The book has five parts, each building on the previous one and progressively going from general to particular. So, after the introduction, we find a section on globalization, value-driven management and business ethics. Then we find a section on business ethics and corporate social responsibility in different fields of business. Part 4 deals with legal and political developments and the challenges to global business ethics. The book culminates in part 5, describing and prescribing policy proposals for corporate strategy and the basic ethical principles for business ethics and corporate citizenship.
Rendtorff has a dialectic style, presenting an argument and its counterargument basically for all topics covered. This makes the 500-page-book dynamic and a pleasant reading.
The theories of business ethics are multiple, some more sophisticated than others. They range from a theory of profit maximization — where the firm or corporation is not an autonomous entity but the result of contractual obligations among individuals, — to a theory of corporate citizenship — where the firm/corporation is a non-human person with moral capacity and therefore responsibility toward others, including the environment and the community in which it operates, which can extend globally.
The adherence to ethical principles or ethical codes can be instrumental as well as a goal in itself. By engaging in ethical behaviors or socially responsible activities, firms may be more profitable. Employees will be happier and more productive in a morally supportive environment and customers with strong moral/social preferences will prefer dealing with firms that share the same goals and commitments. On the other hand, the meaning of a successful ethical code or responsible citizenship depends on actually believing in it, believing that is a goal in and of itself, rather than a mare marketing ploy.
I believe the questions Rendtorff asks, implicitly and explicitly, are immensely important and difficult, if not impossible, to answer. In my eyes this is the value of his contribution, in addition to extensively cover the current literature.
Rendtorff explicitly presents some potential tensions between profit motives and ethics motives, between stockholders and shareholders and between different stakeholders. Especially toward the end of the volume, when he describes the global corporation and its responsibilities, he hints at potential tensions, if not even clashes, between different ethical standards across different cultures.

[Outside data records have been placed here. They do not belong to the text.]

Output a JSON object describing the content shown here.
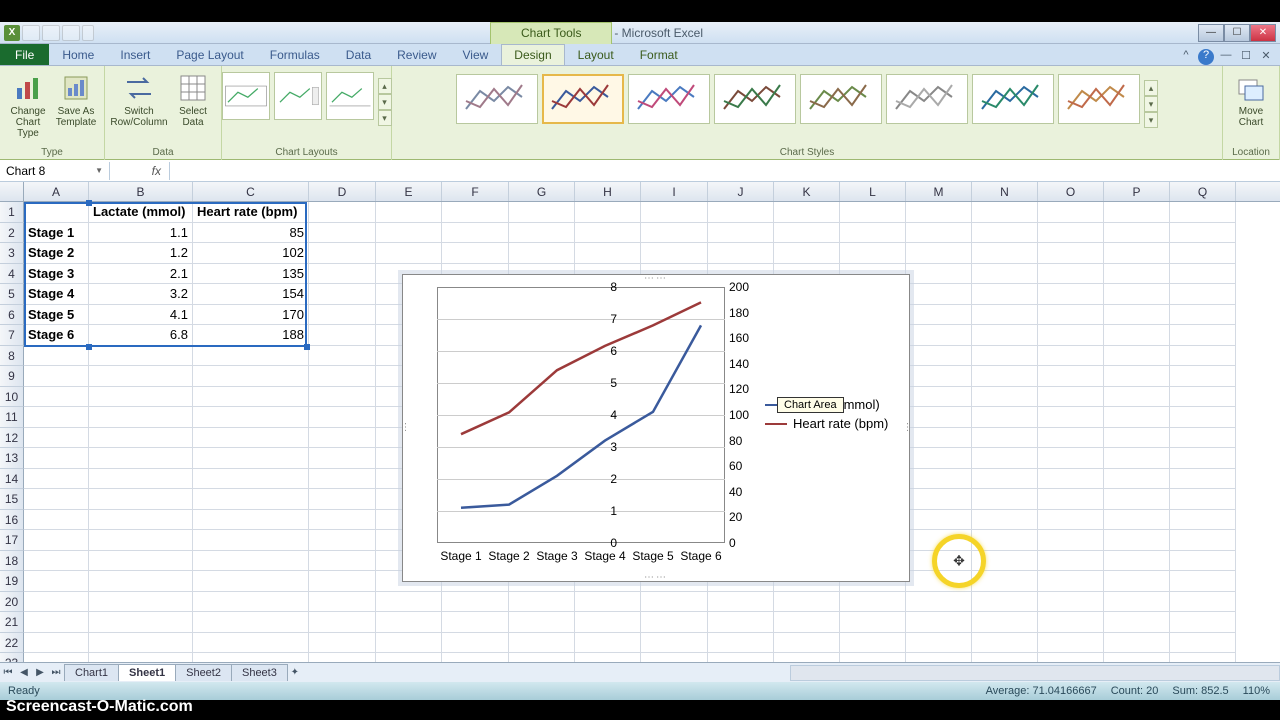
{
  "title": "Book1 - Microsoft Excel",
  "chart_tools_label": "Chart Tools",
  "tabs": {
    "file": "File",
    "home": "Home",
    "insert": "Insert",
    "page_layout": "Page Layout",
    "formulas": "Formulas",
    "data": "Data",
    "review": "Review",
    "view": "View",
    "design": "Design",
    "layout": "Layout",
    "format": "Format"
  },
  "ribbon": {
    "type_group": "Type",
    "change_chart_type": "Change Chart Type",
    "save_as_template": "Save As Template",
    "data_group": "Data",
    "switch_rowcol": "Switch Row/Column",
    "select_data": "Select Data",
    "chart_layouts": "Chart Layouts",
    "chart_styles": "Chart Styles",
    "location_group": "Location",
    "move_chart": "Move Chart"
  },
  "name_box": "Chart 8",
  "columns": [
    "A",
    "B",
    "C",
    "D",
    "E",
    "F",
    "G",
    "H",
    "I",
    "J",
    "K",
    "L",
    "M",
    "N",
    "O",
    "P",
    "Q"
  ],
  "col_classes": [
    "cA",
    "cB",
    "cC",
    "cD",
    "cE",
    "cF",
    "cG",
    "cH",
    "cI",
    "cJ",
    "cK",
    "cL",
    "cM",
    "cN",
    "cO",
    "cP",
    "cQ"
  ],
  "headers": {
    "b1": "Lactate (mmol)",
    "c1": "Heart rate (bpm)"
  },
  "rows": [
    {
      "a": "Stage 1",
      "b": "1.1",
      "c": "85"
    },
    {
      "a": "Stage 2",
      "b": "1.2",
      "c": "102"
    },
    {
      "a": "Stage 3",
      "b": "2.1",
      "c": "135"
    },
    {
      "a": "Stage 4",
      "b": "3.2",
      "c": "154"
    },
    {
      "a": "Stage 5",
      "b": "4.1",
      "c": "170"
    },
    {
      "a": "Stage 6",
      "b": "6.8",
      "c": "188"
    }
  ],
  "chart_data": {
    "type": "line",
    "categories": [
      "Stage 1",
      "Stage 2",
      "Stage 3",
      "Stage 4",
      "Stage 5",
      "Stage 6"
    ],
    "series": [
      {
        "name": "Lactate (mmol)",
        "axis": "primary",
        "values": [
          1.1,
          1.2,
          2.1,
          3.2,
          4.1,
          6.8
        ],
        "color": "#3a5a9c"
      },
      {
        "name": "Heart rate (bpm)",
        "axis": "secondary",
        "values": [
          85,
          102,
          135,
          154,
          170,
          188
        ],
        "color": "#9c3a3a"
      }
    ],
    "y1": {
      "min": 0,
      "max": 8,
      "ticks": [
        0,
        1,
        2,
        3,
        4,
        5,
        6,
        7,
        8
      ]
    },
    "y2": {
      "min": 0,
      "max": 200,
      "ticks": [
        0,
        20,
        40,
        60,
        80,
        100,
        120,
        140,
        160,
        180,
        200
      ]
    },
    "tooltip": "Chart Area"
  },
  "sheet_tabs": [
    "Chart1",
    "Sheet1",
    "Sheet2",
    "Sheet3"
  ],
  "active_sheet": "Sheet1",
  "status": {
    "ready": "Ready",
    "average": "Average: 71.04166667",
    "count": "Count: 20",
    "sum": "Sum: 852.5",
    "zoom": "110%"
  },
  "watermark": "Screencast-O-Matic.com"
}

Some of the questions that emerge from this book could be, for example: How does a theory of business ethics and corporate responsibility relate to economic theories spring off experimental results where subjects seems to indicate that income maximization may not be the sole motivational force in their behavior? What if a formal commitment to ethics and/or citizenship crowds out the more natural sense of fairness, as it is shown happening in many economic experiments? How can we distinguish a firm that adopts an ethical code for moral reasons from one that adopts it for instrumental reasons? Under what conditions can a firm be ethical even if it is driven by profit maximization? What if profit maximization generates, unintentionally, more ethical results than an ethical motive? What if, as it is sometimes said, ‘hell is paved with good intentions’ and an ethical motive generates unethical consequences? What happens when the goals of autonomy, dignity, integrity, and vulnerability that a firm should have generate (unintended) consequences that destroy or undermine the autonomy, dignity, and integrity of some individuals? What if, to protect the natural environment from a disrupting pesticide such as the DDT, we let the mosquitoes carrying malaria live, and spread and cause the death of millions of people? What if, to protect the beautiful elephants, we are forbidden from killing them when they roam on the fields of African farmers, leaving them without crops, that is condemning them to starvation and death for malnutrition? What if, to protect the dignity and the jobs of some manufacturing workers in the West, we close down sweatshops in southeast Asia, preventing children from working in a factory and sending them to the next best source of income—prostitution? What if, to stay within the West, a firm with strong ethical beliefs, grounded in religious beliefs, fires or refuses to hire a gay individual?
The questions Rendtorff asks, explicitly or implicitly, are relevant questions for both the development of this young discipline which has already made so much progress, and for the development of a better understanding of how we can live peacefully and prosper in a world where individuals and businesses can do what they are meant to do and do it in the best possible way.